- Born: Roy Prentice Basler November 19, 1906 St. Louis, Missouri, U.S.
- Died: October 25, 1989 (aged 82) Sarasota, Florida, U.S.
- Education: Central Methodist College Duke University (PhD)
- Occupation: Historian
- Known for: Editing the collected works of Abraham Lincoln

= Roy Basler =

American historian (1906–1989)

Roy Prentice Basler (November 19, 1906 – October 25, 1989) was an American historian who rose to prominence in the middle of the 20th century. Basler was most famous for editing the collected works of Abraham Lincoln. He also wrote the introduction to Sam Watkins' "Co Aytch".

==Biography==
Basler was born in St. Louis and attended Central Methodist College in Fayette, Missouri, before receiving his PhD in American literature at Duke University. He headed the English departments at Ringling College, Florence State Teachers' College and Peabody College, and was executive secretary and editor-in-chief of the Abraham Lincoln Association from 1947 to 1952. He joined the staff of the Library of Congress in 1952 and eventually became chief of the manuscript division and held the library's chair in American history. He retired in 1974 and moved to Sarasota, Florida, where he died in 1989.
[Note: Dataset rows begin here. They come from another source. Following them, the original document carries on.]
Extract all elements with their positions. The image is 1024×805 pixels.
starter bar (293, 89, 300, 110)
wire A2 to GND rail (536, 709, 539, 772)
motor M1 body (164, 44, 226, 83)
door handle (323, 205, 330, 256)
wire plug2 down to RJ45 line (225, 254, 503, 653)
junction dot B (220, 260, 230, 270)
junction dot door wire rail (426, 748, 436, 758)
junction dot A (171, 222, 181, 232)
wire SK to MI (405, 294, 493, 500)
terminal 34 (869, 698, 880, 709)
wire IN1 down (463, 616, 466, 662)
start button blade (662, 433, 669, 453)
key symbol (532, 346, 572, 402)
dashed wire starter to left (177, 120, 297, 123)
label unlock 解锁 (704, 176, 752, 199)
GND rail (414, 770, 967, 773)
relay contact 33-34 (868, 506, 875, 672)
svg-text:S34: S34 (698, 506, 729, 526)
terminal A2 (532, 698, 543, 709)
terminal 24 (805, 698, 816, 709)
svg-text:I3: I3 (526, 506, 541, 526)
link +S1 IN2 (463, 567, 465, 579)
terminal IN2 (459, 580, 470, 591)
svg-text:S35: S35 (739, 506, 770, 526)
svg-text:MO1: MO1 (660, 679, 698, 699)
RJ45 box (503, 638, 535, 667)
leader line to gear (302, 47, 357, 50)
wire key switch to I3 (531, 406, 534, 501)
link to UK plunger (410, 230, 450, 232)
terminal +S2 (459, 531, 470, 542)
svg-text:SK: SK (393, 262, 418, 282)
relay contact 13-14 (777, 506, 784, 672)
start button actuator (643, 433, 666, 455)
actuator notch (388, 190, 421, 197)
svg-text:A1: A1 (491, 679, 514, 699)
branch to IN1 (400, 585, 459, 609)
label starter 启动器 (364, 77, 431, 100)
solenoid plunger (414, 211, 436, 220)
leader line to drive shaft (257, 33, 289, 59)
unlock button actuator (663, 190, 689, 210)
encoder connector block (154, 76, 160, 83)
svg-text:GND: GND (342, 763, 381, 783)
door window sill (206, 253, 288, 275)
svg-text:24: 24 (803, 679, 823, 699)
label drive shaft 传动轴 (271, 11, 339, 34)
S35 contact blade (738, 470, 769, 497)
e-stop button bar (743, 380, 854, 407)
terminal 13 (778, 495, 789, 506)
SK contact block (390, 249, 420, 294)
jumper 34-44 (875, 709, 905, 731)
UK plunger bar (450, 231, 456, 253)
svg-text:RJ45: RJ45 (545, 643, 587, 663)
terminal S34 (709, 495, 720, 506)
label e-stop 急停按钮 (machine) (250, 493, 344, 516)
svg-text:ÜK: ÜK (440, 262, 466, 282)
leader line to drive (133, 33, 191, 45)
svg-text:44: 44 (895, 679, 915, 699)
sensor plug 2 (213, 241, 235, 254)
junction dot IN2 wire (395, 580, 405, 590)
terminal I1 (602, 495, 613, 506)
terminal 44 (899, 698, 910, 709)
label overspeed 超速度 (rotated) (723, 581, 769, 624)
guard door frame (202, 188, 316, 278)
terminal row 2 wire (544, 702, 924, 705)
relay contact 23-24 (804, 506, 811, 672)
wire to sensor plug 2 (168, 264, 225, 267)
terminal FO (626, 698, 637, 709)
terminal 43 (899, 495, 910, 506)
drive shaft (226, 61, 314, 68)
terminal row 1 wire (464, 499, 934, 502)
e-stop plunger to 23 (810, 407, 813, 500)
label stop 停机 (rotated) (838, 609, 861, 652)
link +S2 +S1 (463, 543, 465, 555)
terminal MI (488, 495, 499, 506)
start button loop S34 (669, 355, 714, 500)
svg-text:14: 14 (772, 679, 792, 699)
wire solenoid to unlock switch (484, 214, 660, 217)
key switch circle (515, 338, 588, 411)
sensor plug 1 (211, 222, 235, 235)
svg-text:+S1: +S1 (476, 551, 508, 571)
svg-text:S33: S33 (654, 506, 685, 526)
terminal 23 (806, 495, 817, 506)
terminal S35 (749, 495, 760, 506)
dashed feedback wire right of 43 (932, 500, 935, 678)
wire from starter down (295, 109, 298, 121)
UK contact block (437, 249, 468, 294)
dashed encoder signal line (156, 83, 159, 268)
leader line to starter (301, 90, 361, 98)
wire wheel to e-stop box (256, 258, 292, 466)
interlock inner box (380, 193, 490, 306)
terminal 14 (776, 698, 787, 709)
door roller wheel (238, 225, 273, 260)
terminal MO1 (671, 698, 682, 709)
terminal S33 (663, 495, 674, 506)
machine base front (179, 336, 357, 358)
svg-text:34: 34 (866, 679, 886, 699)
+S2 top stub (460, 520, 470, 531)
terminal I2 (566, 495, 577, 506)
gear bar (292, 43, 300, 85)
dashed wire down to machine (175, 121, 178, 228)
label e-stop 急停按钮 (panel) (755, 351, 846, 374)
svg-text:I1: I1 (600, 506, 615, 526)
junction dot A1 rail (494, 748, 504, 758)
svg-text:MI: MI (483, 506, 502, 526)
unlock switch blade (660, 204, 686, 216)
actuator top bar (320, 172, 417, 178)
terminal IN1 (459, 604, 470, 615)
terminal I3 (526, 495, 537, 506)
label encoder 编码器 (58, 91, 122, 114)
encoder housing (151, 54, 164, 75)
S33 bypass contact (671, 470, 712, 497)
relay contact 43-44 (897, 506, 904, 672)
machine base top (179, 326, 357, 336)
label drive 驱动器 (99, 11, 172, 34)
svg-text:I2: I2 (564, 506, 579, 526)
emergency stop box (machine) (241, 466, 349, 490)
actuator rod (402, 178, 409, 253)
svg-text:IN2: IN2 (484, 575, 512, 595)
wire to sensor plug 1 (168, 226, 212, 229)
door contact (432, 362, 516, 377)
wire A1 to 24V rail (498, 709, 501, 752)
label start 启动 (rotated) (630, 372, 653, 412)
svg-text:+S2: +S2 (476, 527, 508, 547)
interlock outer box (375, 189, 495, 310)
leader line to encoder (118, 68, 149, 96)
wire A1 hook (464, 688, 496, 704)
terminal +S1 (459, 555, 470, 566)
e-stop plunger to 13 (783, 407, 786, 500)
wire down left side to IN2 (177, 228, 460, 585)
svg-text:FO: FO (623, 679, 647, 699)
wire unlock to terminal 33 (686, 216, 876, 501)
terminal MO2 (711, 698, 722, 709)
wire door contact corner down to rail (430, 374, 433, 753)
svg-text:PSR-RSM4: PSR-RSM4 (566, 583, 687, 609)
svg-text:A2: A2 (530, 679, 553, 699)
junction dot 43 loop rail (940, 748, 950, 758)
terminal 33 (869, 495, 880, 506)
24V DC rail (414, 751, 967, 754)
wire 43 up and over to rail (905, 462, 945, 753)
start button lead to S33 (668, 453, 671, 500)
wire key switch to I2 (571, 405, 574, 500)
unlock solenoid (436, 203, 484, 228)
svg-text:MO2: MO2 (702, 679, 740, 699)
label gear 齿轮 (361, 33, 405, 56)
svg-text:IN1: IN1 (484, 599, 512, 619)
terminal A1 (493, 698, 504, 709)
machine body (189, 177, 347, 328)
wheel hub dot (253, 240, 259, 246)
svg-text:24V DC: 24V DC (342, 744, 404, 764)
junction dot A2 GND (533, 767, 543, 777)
Basler's definitive eight volume collection of Lincoln's writings was published in 1953 and a supplement was released in 1974. It has been described as "the principal source" and "the most invaluable work of all" for Lincoln studies.

== Bibliography ==
- The Lincoln Legend: A Study in Changing Conceptions. By Roy Basler. Boston: Houghton Mifflin, 1935.
- The Collected Works of Abraham Lincoln. By Abraham Lincoln (Author), Roy P. Basler (Editor). New Brunswick, New Jersey: Rutgers University Press, 1953.
- The Muse and the Librarian. Westport, Conn: Greenwood Press, 1974.